I love how the story doesn't go around in details and actually make it work. The main character's voice is honest and frank, tells you exactly what he sees, plainly tells you how it is. Standish Treadwell is dyslexic and a dreamer but probably braver and smarter than what people tells him to be. The ending seems like a crazy, very Standish idea, an ideal plan that is more probable to fail than work. Furthermore, this novel didn't really limit itself in showing how a world could be brutal even through the eyes of one of its most innocent witnesses. Yet I am captivated in every bit of it and I like how even at the end, there is always this dream, this hope of something better and golden that cannot be erased on someone like Standish -- the idealists, the dreamers. It may be weak and delusional but there is strength in there too. There is a courage in daring to imagine better places despite reality forcing its way through them. Crushing, butchering and tainting colorless all imagination.
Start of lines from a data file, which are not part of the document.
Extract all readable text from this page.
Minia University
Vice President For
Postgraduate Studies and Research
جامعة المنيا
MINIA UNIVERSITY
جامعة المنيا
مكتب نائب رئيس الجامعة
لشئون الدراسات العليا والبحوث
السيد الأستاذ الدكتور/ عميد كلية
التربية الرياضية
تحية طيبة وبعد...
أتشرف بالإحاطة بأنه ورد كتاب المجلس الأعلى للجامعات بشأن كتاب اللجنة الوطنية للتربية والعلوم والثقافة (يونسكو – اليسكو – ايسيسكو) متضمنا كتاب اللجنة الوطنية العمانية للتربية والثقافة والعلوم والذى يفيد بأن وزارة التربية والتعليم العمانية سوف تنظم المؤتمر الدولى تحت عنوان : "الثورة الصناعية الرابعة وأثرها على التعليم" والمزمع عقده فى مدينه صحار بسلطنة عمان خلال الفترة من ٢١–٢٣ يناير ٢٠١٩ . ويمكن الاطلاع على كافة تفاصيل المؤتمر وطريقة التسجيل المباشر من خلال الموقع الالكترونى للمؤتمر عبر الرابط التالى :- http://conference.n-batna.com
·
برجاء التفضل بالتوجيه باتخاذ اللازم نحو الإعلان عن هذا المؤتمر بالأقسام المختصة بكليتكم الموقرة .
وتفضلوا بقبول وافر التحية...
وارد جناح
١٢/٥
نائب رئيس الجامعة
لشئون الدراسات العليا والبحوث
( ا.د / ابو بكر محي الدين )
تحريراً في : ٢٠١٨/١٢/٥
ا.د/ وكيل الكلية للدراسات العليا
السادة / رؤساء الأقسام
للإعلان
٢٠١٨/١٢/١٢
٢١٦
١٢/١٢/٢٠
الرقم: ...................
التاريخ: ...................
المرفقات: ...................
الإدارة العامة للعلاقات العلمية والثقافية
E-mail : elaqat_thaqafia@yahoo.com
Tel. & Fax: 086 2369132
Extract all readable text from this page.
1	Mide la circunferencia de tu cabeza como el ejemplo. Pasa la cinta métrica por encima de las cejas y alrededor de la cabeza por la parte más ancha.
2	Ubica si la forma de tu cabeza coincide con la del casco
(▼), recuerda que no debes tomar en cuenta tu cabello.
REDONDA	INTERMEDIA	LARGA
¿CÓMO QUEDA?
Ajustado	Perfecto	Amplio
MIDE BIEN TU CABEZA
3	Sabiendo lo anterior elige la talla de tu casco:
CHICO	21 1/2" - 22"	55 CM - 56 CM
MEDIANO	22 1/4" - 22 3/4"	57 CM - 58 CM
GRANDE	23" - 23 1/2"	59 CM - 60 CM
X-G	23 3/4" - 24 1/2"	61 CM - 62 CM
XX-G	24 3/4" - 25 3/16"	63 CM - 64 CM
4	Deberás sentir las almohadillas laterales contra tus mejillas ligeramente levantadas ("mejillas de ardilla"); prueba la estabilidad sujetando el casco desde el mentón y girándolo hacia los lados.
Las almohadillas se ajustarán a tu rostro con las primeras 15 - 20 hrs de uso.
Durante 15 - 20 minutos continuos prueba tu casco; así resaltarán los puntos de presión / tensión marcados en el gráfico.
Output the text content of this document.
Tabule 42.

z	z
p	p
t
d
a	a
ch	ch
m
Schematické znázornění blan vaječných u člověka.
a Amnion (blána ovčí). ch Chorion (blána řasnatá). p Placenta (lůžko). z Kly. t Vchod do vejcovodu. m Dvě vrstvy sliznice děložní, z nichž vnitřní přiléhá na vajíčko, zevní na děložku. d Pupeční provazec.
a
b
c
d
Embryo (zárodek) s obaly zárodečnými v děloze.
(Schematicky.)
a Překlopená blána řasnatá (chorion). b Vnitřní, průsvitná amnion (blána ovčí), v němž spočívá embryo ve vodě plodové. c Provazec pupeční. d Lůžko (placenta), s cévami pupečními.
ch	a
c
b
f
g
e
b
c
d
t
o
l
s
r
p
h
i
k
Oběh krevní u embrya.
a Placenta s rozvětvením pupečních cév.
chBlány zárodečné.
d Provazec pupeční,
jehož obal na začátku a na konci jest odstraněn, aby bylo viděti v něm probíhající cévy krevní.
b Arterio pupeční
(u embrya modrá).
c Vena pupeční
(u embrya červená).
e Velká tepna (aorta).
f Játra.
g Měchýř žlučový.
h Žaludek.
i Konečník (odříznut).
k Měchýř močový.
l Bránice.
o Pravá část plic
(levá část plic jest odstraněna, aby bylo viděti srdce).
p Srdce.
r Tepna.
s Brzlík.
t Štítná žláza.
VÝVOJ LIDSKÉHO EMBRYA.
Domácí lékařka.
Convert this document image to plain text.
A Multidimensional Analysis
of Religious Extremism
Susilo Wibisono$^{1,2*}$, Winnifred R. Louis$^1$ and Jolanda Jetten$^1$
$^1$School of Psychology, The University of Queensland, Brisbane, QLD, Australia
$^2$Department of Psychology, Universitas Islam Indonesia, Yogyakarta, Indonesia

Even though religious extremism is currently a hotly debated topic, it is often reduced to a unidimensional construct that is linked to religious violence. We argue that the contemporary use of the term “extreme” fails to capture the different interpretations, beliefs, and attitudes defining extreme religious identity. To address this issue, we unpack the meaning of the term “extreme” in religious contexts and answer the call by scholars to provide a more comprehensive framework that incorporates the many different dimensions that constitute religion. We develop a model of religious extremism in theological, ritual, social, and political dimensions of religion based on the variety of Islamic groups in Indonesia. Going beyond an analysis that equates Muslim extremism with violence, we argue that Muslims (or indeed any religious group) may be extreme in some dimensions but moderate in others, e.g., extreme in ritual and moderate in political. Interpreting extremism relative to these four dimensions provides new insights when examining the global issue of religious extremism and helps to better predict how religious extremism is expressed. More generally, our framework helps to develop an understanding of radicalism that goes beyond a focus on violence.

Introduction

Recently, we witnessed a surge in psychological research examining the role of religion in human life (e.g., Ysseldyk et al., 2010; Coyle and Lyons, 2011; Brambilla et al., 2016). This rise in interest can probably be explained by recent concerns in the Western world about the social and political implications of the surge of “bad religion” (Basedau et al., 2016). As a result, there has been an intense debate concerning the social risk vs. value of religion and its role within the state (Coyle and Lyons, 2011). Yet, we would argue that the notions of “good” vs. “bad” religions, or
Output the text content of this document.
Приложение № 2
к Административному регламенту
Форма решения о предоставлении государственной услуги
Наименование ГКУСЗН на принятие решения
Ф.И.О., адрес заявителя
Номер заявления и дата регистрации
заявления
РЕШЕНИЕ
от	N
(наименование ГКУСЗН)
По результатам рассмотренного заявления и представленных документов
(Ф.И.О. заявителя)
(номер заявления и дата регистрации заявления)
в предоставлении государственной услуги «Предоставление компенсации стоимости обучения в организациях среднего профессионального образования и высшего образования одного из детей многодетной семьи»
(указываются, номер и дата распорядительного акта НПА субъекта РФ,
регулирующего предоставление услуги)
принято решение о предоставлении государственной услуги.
Indeed, an extraordinarily narrated tale which is both bleak and hopeful.

Some favorite passages:

"It had struck me then that the world was full of holes, holes which you could fall into, never to be seen again. I couldn't understand the difference between disappearance and death. Both seemed the same to me, both left holes. Holes in your heart. Holes in you life. It wasn't hard to see how many holes there were. You could tell when there was another one. The lights would switched off in the house, then it was either blown up or pulled down."
_____

"Numbers mattered to Gramps. Seven dead rats was something the king of rats would respect. Shoot one rat and all this relatives will come looking for you; shoot seven and they understand you mean business."
_____

"That summer, in the wilderness of crumbling bricks and mortar, white roses had appeared in those derelict suburbs. Gramps said that if man was mad enough to destroy itself, at least the rats and cockroaches would have front-row seats, be able to enjoy the sight of Mother Nature reclaiming the earth."